Sunday, February 02, 2003

Does it count if you get in a free internet magazine if you write for free?

Oh, what the hell do I know?

I wasted ten hours today...This isn't happening. This isn't happening. Someone--help me please. Please--I need help. Oh, God. Time. Time goes by. I do nothing....nothing. I slide and collide into a timeless hole of time-wasting bullshit where although I do spread some peanut butter on crackers. I eat them. That's something. I subsist. I continue. I persist. I waste...my life goes by. Death looms. But only after failure, shame, disgrace. Everyone who loves me...disappointed, shocked, horrified. I live in loserville, no one respects me, I become more and more pathetic. I am old, I am on my deathbed. I wonder what I did with my life. It seemed like I had plans. I didn't fulfill those plans. Why? I wasted that time, I saw it slipping by, I did nothing. I took drugs at 18 and counted all the hours of all the Saturdays I'd had up 'til then. It was hundreds. It's been thousands now. I could have been somebody. I could have been important. I could have at least avoided getting fired. I could have body-built, wrote 5 novels and painted 300 paintings. I could have learned Italian and French. But I didn't. Oh, why? Why? Why? This isn't happening. How can ten hours go by? Go by without my noticing? Without my being sufficiently afraid? Afraid of the passage of time? Oh why was the internet invented? Why were short stories written? Why? Why? Why am I alive? How could have have wasted 12,480 hours since I was 18? I'm not including Sundays or the amount of sleep I need. 12,480 hours! That's 520 days! That's almost two years...A year doesn't seem like a long time but this was like 2 tax free years. Oh God...God!!!! Aaaaaahhhhhhhh.....Years and years have gone by. What happened in 1999? I barely even remember. I've accomplished virtually nothing in the last 4 years. Eeeeeeeeeeeeee......Nooooooooooo.....Whhhhhyyyyyyyyyyy....Heeeelllllpppp....Make it stop.

You'd think after all that I'd feel better. I wanted to be funny and say 'whew! I feel better now.' But I don't. Nope. Not at all. Still, I'll keep at this self-flagellation and see where it leads.

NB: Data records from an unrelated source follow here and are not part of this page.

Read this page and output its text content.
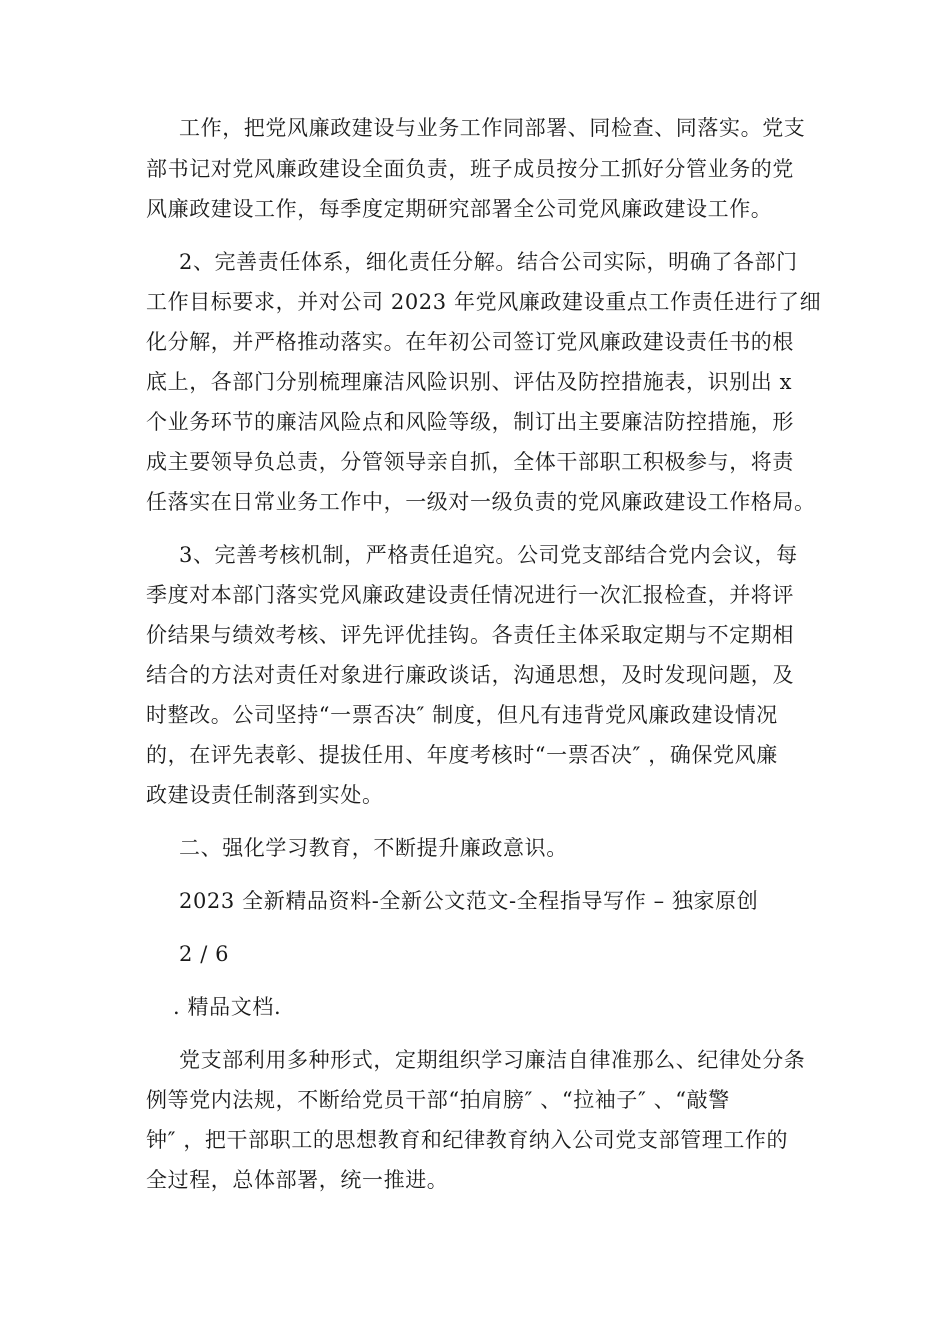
工作，把党风廉政建设与业务工作同部署、同检查、同落实。党支
部书记对党风廉政建设全面负责，班子成员按分工抓好分管业务的党
风廉政建设工作，每季度定期研究部署全公司党风廉政建设工作。
2、完善责任体系，细化责任分解。结合公司实际，明确了各部门
工作目标要求，并对公司 2023 年党风廉政建设重点工作责任进行了细
化分解，并严格推动落实。在年初公司签订党风廉政建设责任书的根
底上，各部门分别梳理廉洁风险识别、评估及防控措施表，识别出 x
个业务环节的廉洁风险点和风险等级，制订出主要廉洁防控措施，形
成主要领导负总责，分管领导亲自抓，全体干部职工积极参与，将责
任落实在日常业务工作中，一级对一级负责的党风廉政建设工作格局。
3、完善考核机制，严格责任追究。公司党支部结合党内会议，每
季度对本部门落实党风廉政建设责任情况进行一次汇报检查，并将评
价结果与绩效考核、评先评优挂钩。各责任主体采取定期与不定期相
结合的方法对责任对象进行廉政谈话，沟通思想，及时发现问题，及
时整改。公司坚持“一票否决″ 制度，但凡有违背党风廉政建设情况
的，在评先表彰、提拔任用、年度考核时“一票否决″ ，确保党风廉
政建设责任制落到实处。
二、强化学习教育，不断提升廉政意识。
2023 全新精品资料-全新公文范文-全程指导写作 – 独家原创
2 / 6
. 精品文档.
党支部利用多种形式，定期组织学习廉洁自律准那么、纪律处分条
例等党内法规，不断给党员干部“拍肩膀″ 、“拉袖子″ 、“敲警
钟″ ，把干部职工的思想教育和纪律教育纳入公司党支部管理工作的
全过程，总体部署，统一推进。
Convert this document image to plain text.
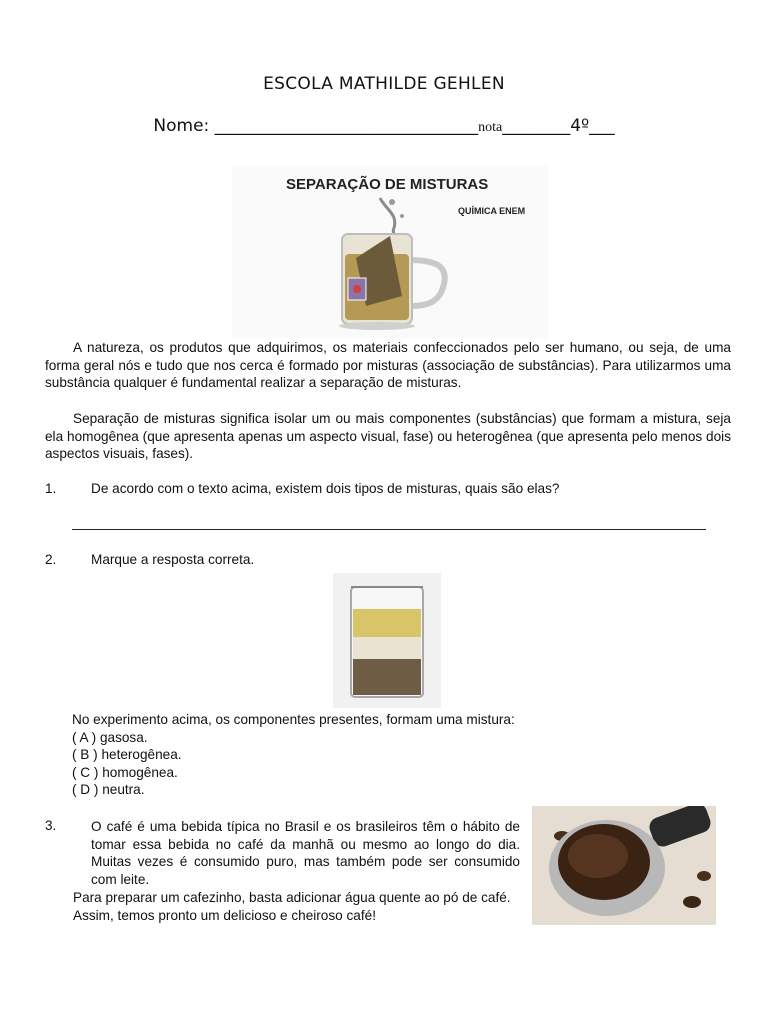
ESCOLA MATHILDE GEHLEN
Nome: _______________________________nota________4º___
SEPARAÇÃO DE MISTURAS
QUÍMICA ENEM

A natureza, os produtos que adquirimos, os materiais confeccionados pelo ser humano, ou seja, de uma forma geral nós e tudo que nos cerca é formado por misturas (associação de substâncias). Para utilizarmos uma substância qualquer é fundamental realizar a separação de misturas.

Separação de misturas significa isolar um ou mais componentes (substâncias) que formam a mistura, seja ela homogênea (que apresenta apenas um aspecto visual, fase) ou heterogênea (que apresenta pelo menos dois aspectos visuais, fases).

1.	De acordo com o texto acima, existem dois tipos de misturas, quais são elas?
2.	Marque a resposta correta.
No experimento acima, os componentes presentes, formam uma mistura:
( A ) gasosa.
( B ) heterogênea.
( C ) homogênea.
( D ) neutra.
3.	O café é uma bebida típica no Brasil e os brasileiros têm o hábito de tomar essa bebida no café da manhã ou mesmo ao longo do dia. Muitas vezes é consumido puro, mas também pode ser consumido com leite.

Para preparar um cafezinho, basta adicionar água quente ao pó de café. Assim, temos pronto um delicioso e cheiroso café!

'Cause I can't stand it. Time is passing me by. Life is passing me by. I didn't do the things I was supposed to. Why didn't I do them? Because I thought I would do them later. "I'll do them after this show is over..." "I do them after I finish this 527 page book of collected short stories." "I'll do them when I finish grocery shopping." The irony: I often wish that a bus would come hit me (from behind, of course) or a large blood vessel would explode in my brain, killing me instantly. Now, obviously, if the worry is that I'm running out of time this doesn't seem like a very productive wish.

However, I want to evade responsibility more than I want more time. Time only heaps greater loads of responsibility onto my shoulders. The more time I have, the more I'll just have to blame myself.

I thought I would do them like...3 years ago...But I didn't do them. Nah. I didn't. I wonder why? I guess I'll never know.